How would you like to say “goodbye”?
Have you drafted a final post yet? I’ve been working on mine for a while now. I’ve thought about it and I know I would like a final “goodbye” post to my family, friends, and readers. Once again… sorry if this seems morbid but it might be something to consider working on.
If you’ve created a final goodbye post, make sure your blog executor knows the title of the post, what details to add (i.e. date of death, circumstances, etc.), and how to publish the post.
Gather your information.
Whether you’re closing your blog down or someone will be maintaining it, you will need to have all your information in one place. Make a list of all your usernames and passwords for all of your sites. Make sure to include your web host provider, your affiliate accounts, PayPal, feed readers, etc. You will want to make sure everything is available for your executor to access. After you make this list. Store it in your safety deposit box and/or a safe.
You may also want to consider putting hyperlinks of all the websites you use on a document and save it on a USB stick. This way your executor can quickly access all the sites you’ve been using rather than typing them one by one into a browser bar.
Write out your instructions.
Make a clear list of what steps your executor needs to take in order to fulfill your wishes. I’ve given an example below:
- Log into my WordPress account with the Username and Password provided.
- On the left-hand side of the dashboard you will see “Posts” – click that
- Scroll or use the search box to find the post entitled: “This Is Goodbye”
- Write a brief introduction to the post indicating when I died and that I wrote this post prior to my death.

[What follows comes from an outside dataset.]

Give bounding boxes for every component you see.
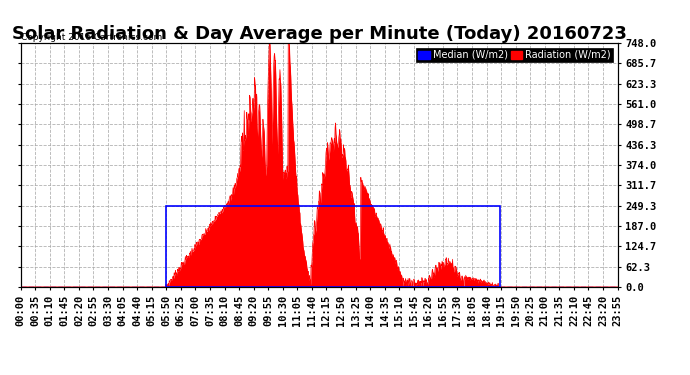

- On the right hand side of the screen click the “Publish” button
What about the comments?
If you’re keeping your blog open, decide what will happen with commenting. Do you want to close commenting on all your posts? Do you want to keep commenting open on your final post?
You may want to give instructions on how to close comments on your posts.
What about your social media sites?
What is going to happen on your social media sites? Some things to consider:
- Would you want a link to your obituary on your social media sites?
- Who will close the social media down on your behalf?
- Would you want any to remain open (i.e. your Facebook page becomes a memorial page)?
What accounts should be shut down?
Are there any accounts that you would need to be shut down? For example, I have a monthly CoSchedule fee, I would want my subscription to be cancelled because there would obviously be no need for such services. Make sure you consider and list every account that would need to be terminated.
How is your blog going to be paid for?
If your blog is self-hosted, who will be responsible for the hosting fees? Do you have a reserve amount set aside in your will for blog expenses? Make sure to indicate how the reserve is to be accessed to cover blog maintenance costs.
Who will receive the income from your blog?
If your blog has ads or sponsors, have you considered how those fees will be transferred? Can they be transferred? Will the executor need to place ads in their name on your site and remove the ads that are under your name?
Who is going to maintain your blog?
Make sure you’ve arranged for who will maintain your blog (i.e. update plugins, delete spam, etc.). This role can be fulfilled by the blog executor or perhaps assigned to a different person. Make sure they are aware of their role and that they are comfortable with it.
I completely understand if you want to hide under the covers of your bed and ignore this topic. However, if you have some last wishes for your blog, perhaps now is the time to make a plan so that when the inevitable happens, your family knows what to do.
Have you considered what you would like to happen to your blog when you die?